Integrate Agent Builder automation with AiToEarn官网 for global multi-platform publishing and revenue.

AiToEarn supports:

  • Content generation tools
  • Cross-platform publishing
  • Analytics & AI模型排名
  • Platforms include Douyin, Kwai, WeChat, Bilibili, Rednote, Facebook, Instagram, LinkedIn, Threads, YouTube, Pinterest, and X (Twitter).

---

What’s Next

We’re learning more every day from early adopters.

For creators, AiToEarn offers open-source workflows to monetize AI-powered ideas across major channels — all from one place.

---

This rewrite organizes your content into clear sections with headings, lists, and highlights, improving readability while preserving all links and images.

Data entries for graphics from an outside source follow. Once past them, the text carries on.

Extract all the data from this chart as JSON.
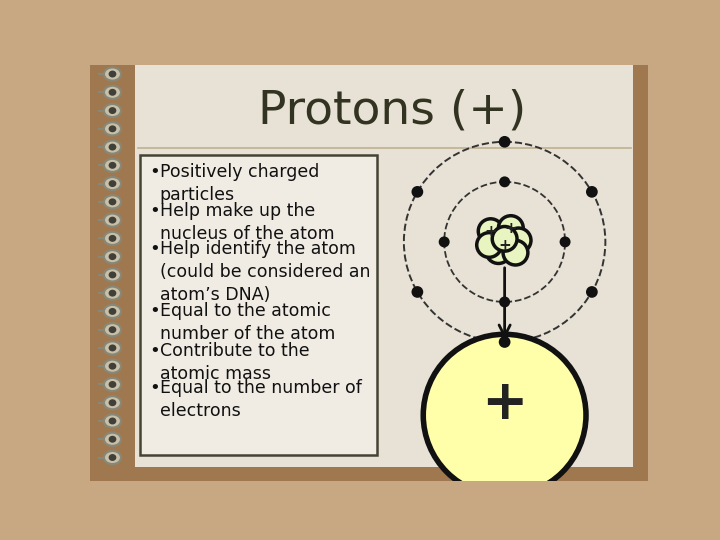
{
  "title": "Protons (+)",
  "title_fontsize": 34,
  "bg_color": "#c8a882",
  "paper_color": "#e8e2d6",
  "text_box_bg": "#f0ece4",
  "border_color": "#333322",
  "bullet_points": [
    "Positively charged\nparticles",
    "Help make up the\nnucleus of the atom",
    "Help identify the atom\n(could be considered an\natom’s DNA)",
    "Equal to the atomic\nnumber of the atom",
    "Contribute to the\natomic mass",
    "Equal to the number of\nelectrons"
  ],
  "text_fontsize": 12.5,
  "proton_fill": "#e8f5c0",
  "proton_outline": "#111111",
  "electron_color": "#111111",
  "atom_large_fill": "#ffffaa",
  "atom_large_outline": "#111111",
  "spiral_bg": "#a07850",
  "line_color": "#c0b090",
  "title_color": "#333322"
}
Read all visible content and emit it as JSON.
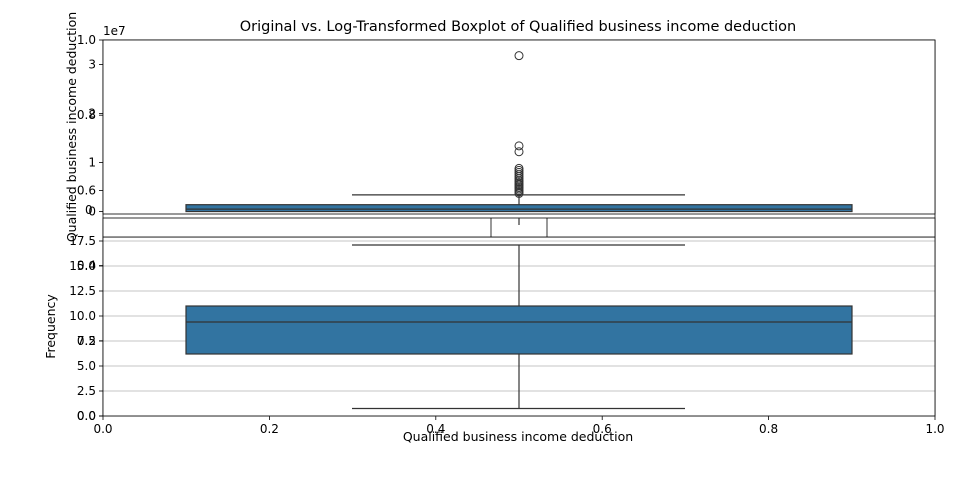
{
  "figure": {
    "title": "Original vs. Log-Transformed Boxplot of Qualified business income deduction",
    "xlabel": "Qualified business income deduction",
    "colors": {
      "box_fill": "#3274a1",
      "median": "#333333",
      "grid": "#b0b0b0",
      "axes": "#000000"
    }
  },
  "chart_data": [
    {
      "type": "box",
      "panel": "original",
      "ylabel": "Qualified business income deduction",
      "offset_text": "1e7",
      "ylim": [
        -0.05,
        3.5
      ],
      "yticks": [
        0,
        1,
        2,
        3
      ],
      "ytick_labels": [
        "0",
        "1",
        "2",
        "3"
      ],
      "box": {
        "whisker_low": 0.0,
        "q1": 0.0,
        "median": 0.05,
        "q3": 0.14,
        "whisker_high": 0.34
      },
      "outliers": [
        3.18,
        1.34,
        1.22,
        0.88,
        0.84,
        0.8,
        0.76,
        0.72,
        0.68,
        0.64,
        0.61,
        0.58,
        0.55,
        0.52,
        0.49,
        0.46,
        0.43,
        0.4,
        0.37
      ],
      "grid": false
    },
    {
      "type": "box",
      "panel": "log",
      "ylabel": "Frequency",
      "ylim": [
        0,
        17.9
      ],
      "yticks": [
        0,
        2.5,
        5,
        7.5,
        10,
        12.5,
        15,
        17.5
      ],
      "ytick_labels": [
        "0.0",
        "2.5",
        "5.0",
        "7.5",
        "10.0",
        "12.5",
        "15.0",
        "17.5"
      ],
      "box": {
        "whisker_low": 0.75,
        "q1": 6.2,
        "median": 9.4,
        "q3": 11.0,
        "whisker_high": 17.1
      },
      "outliers": [],
      "grid": true
    }
  ],
  "overlay_axes": {
    "xlim": [
      0,
      1
    ],
    "ylim": [
      0,
      1
    ],
    "xticks": [
      0,
      0.2,
      0.4,
      0.6,
      0.8,
      1
    ],
    "xtick_labels": [
      "0.0",
      "0.2",
      "0.4",
      "0.6",
      "0.8",
      "1.0"
    ],
    "yticks": [
      0,
      0.2,
      0.4,
      0.6,
      0.8,
      1
    ],
    "ytick_labels": [
      "0.0",
      "0.2",
      "0.4",
      "0.6",
      "0.8",
      "1.0"
    ]
  },
  "mid_ticks": {
    "xtick_labels": [
      "0.0",
      "0.2",
      "0.4",
      "0.6",
      "0.8",
      "1.0",
      "0.0",
      "0.2",
      "0.4",
      "0.6",
      "0.8",
      "1.0"
    ]
  }
}
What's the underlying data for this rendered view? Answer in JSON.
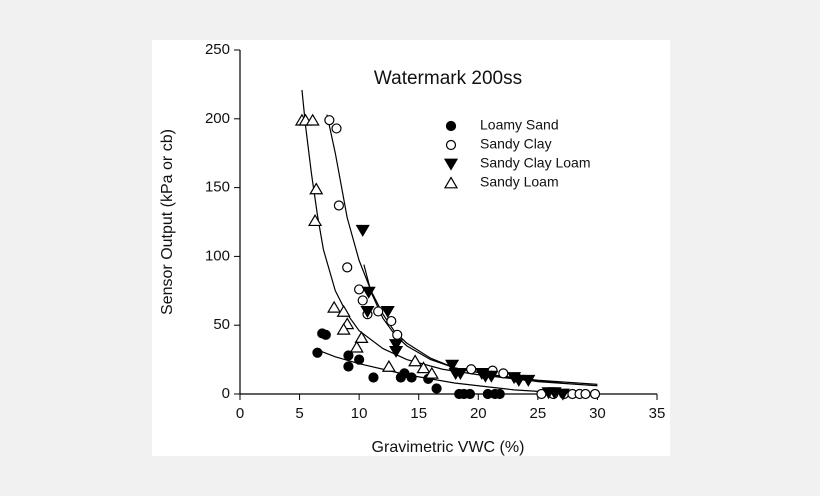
{
  "chart_data": {
    "type": "scatter",
    "title": "Watermark 200ss",
    "x_label": "Gravimetric VWC (%)",
    "y_label": "Sensor Output (kPa or cb)",
    "xlim": [
      0,
      35
    ],
    "xticks": [
      0,
      5,
      10,
      15,
      20,
      25,
      30,
      35
    ],
    "ylim": [
      0,
      250
    ],
    "yticks": [
      0,
      50,
      100,
      150,
      200,
      250
    ],
    "series": [
      {
        "name": "Loamy Sand",
        "color": "#000000",
        "marker": "circle",
        "filled": true,
        "x": [
          6.5,
          6.9,
          7.2,
          9.1,
          9.1,
          10.0,
          11.2,
          13.5,
          13.8,
          14.4,
          15.8,
          16.5,
          18.4,
          18.8,
          19.3,
          20.8,
          21.4,
          21.8
        ],
        "values": [
          30,
          44,
          43,
          28,
          20,
          25,
          12,
          12,
          15,
          12,
          11,
          4,
          0,
          0,
          0,
          0,
          0,
          0
        ]
      },
      {
        "name": "Sandy Clay",
        "color": "#000000",
        "marker": "circle",
        "filled": false,
        "x": [
          7.5,
          8.1,
          8.3,
          9.0,
          10.0,
          10.3,
          10.7,
          11.6,
          12.7,
          13.2,
          19.4,
          21.2,
          22.1,
          23.2,
          25.3,
          26.3,
          27.2,
          27.9,
          28.5,
          29.0,
          29.8
        ],
        "values": [
          199,
          193,
          137,
          92,
          76,
          68,
          58,
          60,
          53,
          43,
          18,
          17,
          15,
          12,
          0,
          0,
          0,
          0,
          0,
          0,
          0
        ]
      },
      {
        "name": "Sandy Clay Loam",
        "color": "#000000",
        "marker": "triangle-down",
        "filled": true,
        "x": [
          10.3,
          10.8,
          10.7,
          12.4,
          13.1,
          13.1,
          17.8,
          18.1,
          18.5,
          20.3,
          20.6,
          21.1,
          23.0,
          23.4,
          24.2,
          25.9,
          26.4,
          27.1
        ],
        "values": [
          119,
          74,
          60,
          60,
          36,
          31,
          21,
          15,
          15,
          15,
          13,
          13,
          12,
          10,
          10,
          1,
          1,
          0
        ]
      },
      {
        "name": "Sandy Loam",
        "color": "#000000",
        "marker": "triangle-up",
        "filled": false,
        "x": [
          5.2,
          5.5,
          6.1,
          6.4,
          6.3,
          7.9,
          8.7,
          9.0,
          8.7,
          10.2,
          9.8,
          12.5,
          14.7,
          15.4,
          16.1
        ],
        "values": [
          199,
          199,
          199,
          149,
          126,
          63,
          60,
          51,
          47,
          41,
          34,
          20,
          24,
          19,
          15
        ]
      }
    ],
    "fit_lines": [
      {
        "color": "#000000",
        "x": [
          5.2,
          5.5,
          6,
          6.5,
          7,
          8,
          9,
          10,
          12,
          14,
          17,
          20,
          24,
          27
        ],
        "values": [
          221,
          195,
          160,
          130,
          105,
          75,
          58,
          46,
          33,
          25,
          18,
          14,
          10,
          8
        ]
      },
      {
        "color": "#000000",
        "x": [
          7.3,
          8,
          9,
          10,
          11,
          12,
          13,
          14,
          16,
          18,
          21,
          25,
          30
        ],
        "values": [
          203,
          175,
          128,
          97,
          75,
          58,
          45,
          37,
          26,
          19,
          14,
          9,
          6
        ]
      },
      {
        "color": "#000000",
        "x": [
          10.4,
          11,
          12,
          13,
          14,
          16,
          18,
          21,
          25,
          30
        ],
        "values": [
          94,
          74,
          55,
          43,
          35,
          25,
          19,
          14,
          10,
          7
        ]
      },
      {
        "color": "#000000",
        "x": [
          6.5,
          8,
          10,
          12,
          14,
          16,
          18,
          20,
          23,
          26.7
        ],
        "values": [
          32,
          27,
          22,
          18,
          14,
          11,
          8,
          6,
          3,
          1
        ]
      }
    ]
  }
}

Would you like me to also add a visual step-by-step diagram for the "Build an Agent in 5 Minutes" section? That would make it even more beginner-friendly.

Read more

Translate the following blog post title into English, concise and natural. Return plain text only without quotes. 哈佛大学 R 编程课程介绍

Harvard CS50: Introduction to Programming with R Harvard University offers exceptional beginner-friendly computer science courses. We’re excited to announce the release of Harvard CS50’s Introduction to Programming in R, a powerful language widely used for statistical computing, data science, and graphics. This course was developed by Carter Zenke.